Kondisi korban terus memburuk hingga Kamis (2/10/2025).
“Pada Kamis (2/10/2025) pukul 08.00 Wita, Sarlita Toh dan Margarita Tanaem merawat korban di rumahnya, karena korban tidak mau diajak ke puskesmas. Suhu tubuh korban semakin panas tinggi hingga korban berbicara sendiri seperti orang tidak waras,” ujar Kasat Reskrim Polres TTS.
Rafi menghembuskan napas terakhir pada pukul 18.00 Wita, di pangkuan Margarita Tanaem. Jenazahnya dimakamkan di pemakaman umum Desa Poli pada Minggu (5/10/2025).
Laporan Keluarga dan Tindakan Polisi
Kematian korban awalnya tidak langsung dilaporkan ke polisi. Namun, pada Kamis (9/10/2025), saksi Sarlita Toh melapor ke Polsek Boking karena curiga kematian korban tidak wajar.
“Pada Kamis (9/10/2025), karena merasa kematian korban tidak wajar, saksi Sarlita Toh melaporkan kejadian tersebut ke Polsek Boking. Setelah menerima laporan, pihak Polsek yang dibackup oleh Satreskrim Polres TTS melakukan pemeriksaan terhadap saksi dan terlapor, juga melakukan olah TKP dan gelar perkara,” jelas AKP Wayan Pasek Sujana.

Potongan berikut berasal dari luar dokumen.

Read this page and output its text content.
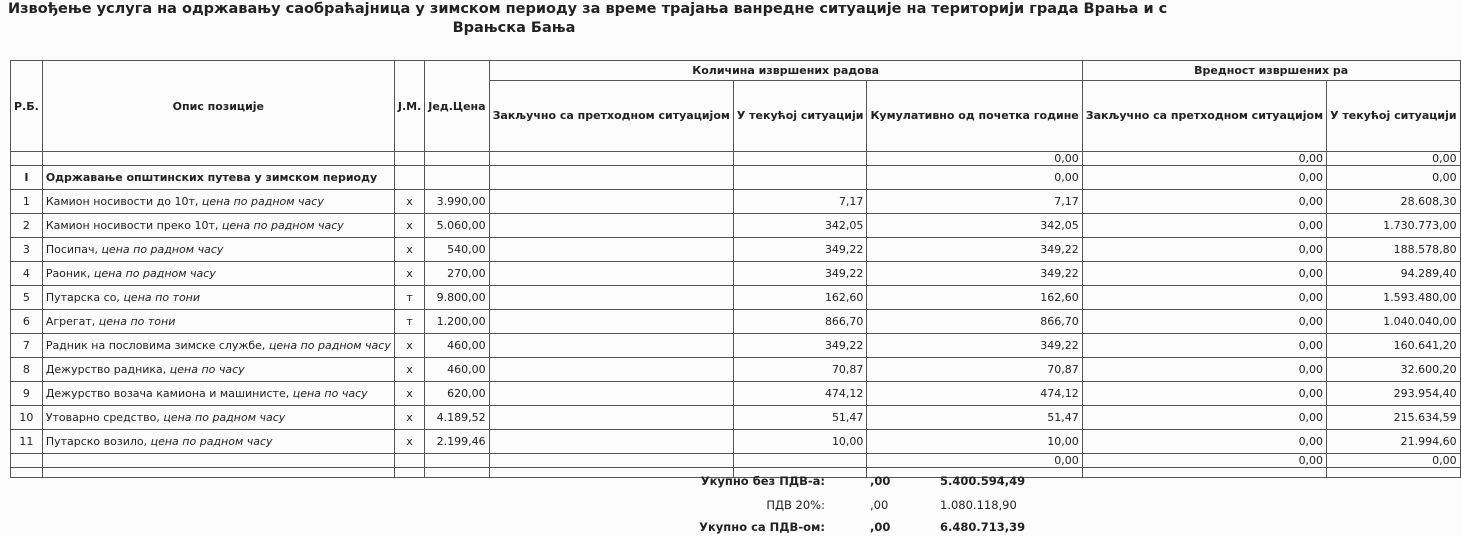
Извођење услуга на одржавању саобраћајница у зимском периоду за време трајања ванредне ситуације на територији града Врања и с
Врањска Бања
Р.Б.	Опис позиције	Ј.М.	Јед.Цена	Количина извршених радова			Вредност извршених ра	
				Закључно са претходном ситуацијом	У текућој ситуацији	Кумулативно од почетка године	Закључно са претходном ситуацијом	У текућој ситуацији
						0,00	0,00	0,00
I	Одржавање општинских путева у зимском периоду					0,00	0,00	0,00
1	Камион носивости до 10т, цена по радном часу	x	3.990,00		7,17	7,17	0,00	28.608,30
2	Камион носивости преко 10т, цена по радном часу	x	5.060,00		342,05	342,05	0,00	1.730.773,00
3	Посипач, цена по радном часу	x	540,00		349,22	349,22	0,00	188.578,80
4	Раоник, цена по радном часу	x	270,00		349,22	349,22	0,00	94.289,40
5	Путарска со, цена по тони	т	9.800,00		162,60	162,60	0,00	1.593.480,00
6	Агрегат, цена по тони	т	1.200,00		866,70	866,70	0,00	1.040.040,00
7	Радник на пословима зимске службе, цена по радном часу	x	460,00		349,22	349,22	0,00	160.641,20
8	Дежурство радника, цена по часу	x	460,00		70,87	70,87	0,00	32.600,20
9	Дежурство возача камиона и машинисте, цена по часу	x	620,00		474,12	474,12	0,00	293.954,40
10	Утоварно средство, цена по радном часу	x	4.189,52		51,47	51,47	0,00	215.634,59
11	Путарско возило, цена по радном часу	x	2.199,46		10,00	10,00	0,00	21.994,60
						0,00	0,00	0,00

Укупно без ПДВ-а:	,00	5.400.594,49
ПДВ 20%:	,00	1.080.118,90
Укупно са ПДВ-ом:	,00	6.480.713,39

Setelah pemeriksaan, penyidik menemukan bukti kuat bahwa korban meninggal akibat kekerasan. Polisi pun melakukan ekshumasi dan otopsi pada Sabtu (11/10/2025) untuk memastikan penyebab kematian.
Guru Yafet Nokas akhirnya ditetapkan sebagai tersangka dan resmi ditahan pada Jumat (10/10/2025) untuk 20 hari ke depan.
Pasal dan Hukuman untuk Pelaku
Kapolres TTS AKBP Hendra Dorizen menegaskan, pelaku dijerat Pasal 80 ayat (3) Undang-Undang Nomor 35 Tahun 2014 tentang Perlindungan Anak, karena kekerasannya menyebabkan korban meninggal dunia.
“Ketentuan ini berlaku apabila kekerasan terhadap anak mengakibatkan kematian,” kata AKBP Hendra Dorizen, Senin (13/10) dikutip dari Antara.
Dari hasil pemeriksaan, pelaku sempat membantah, namun akhirnya mengakui perbuatannya setelah dibawa ke lokasi kejadian.
“Namun pada akhirnya dia mengaku usai dibawa ke tempat kejadian perkara. Dia mengaku menganiaya korban dengan batu di kepala,” ujarnya.
Kapolres Hendra menegaskan pihaknya berkomitmen menangani perkara ini secara transparan dan tuntas.
“Kami pastikan penanganan perkara ini dilakukan secara transparan dan tuntas,” tegasnya.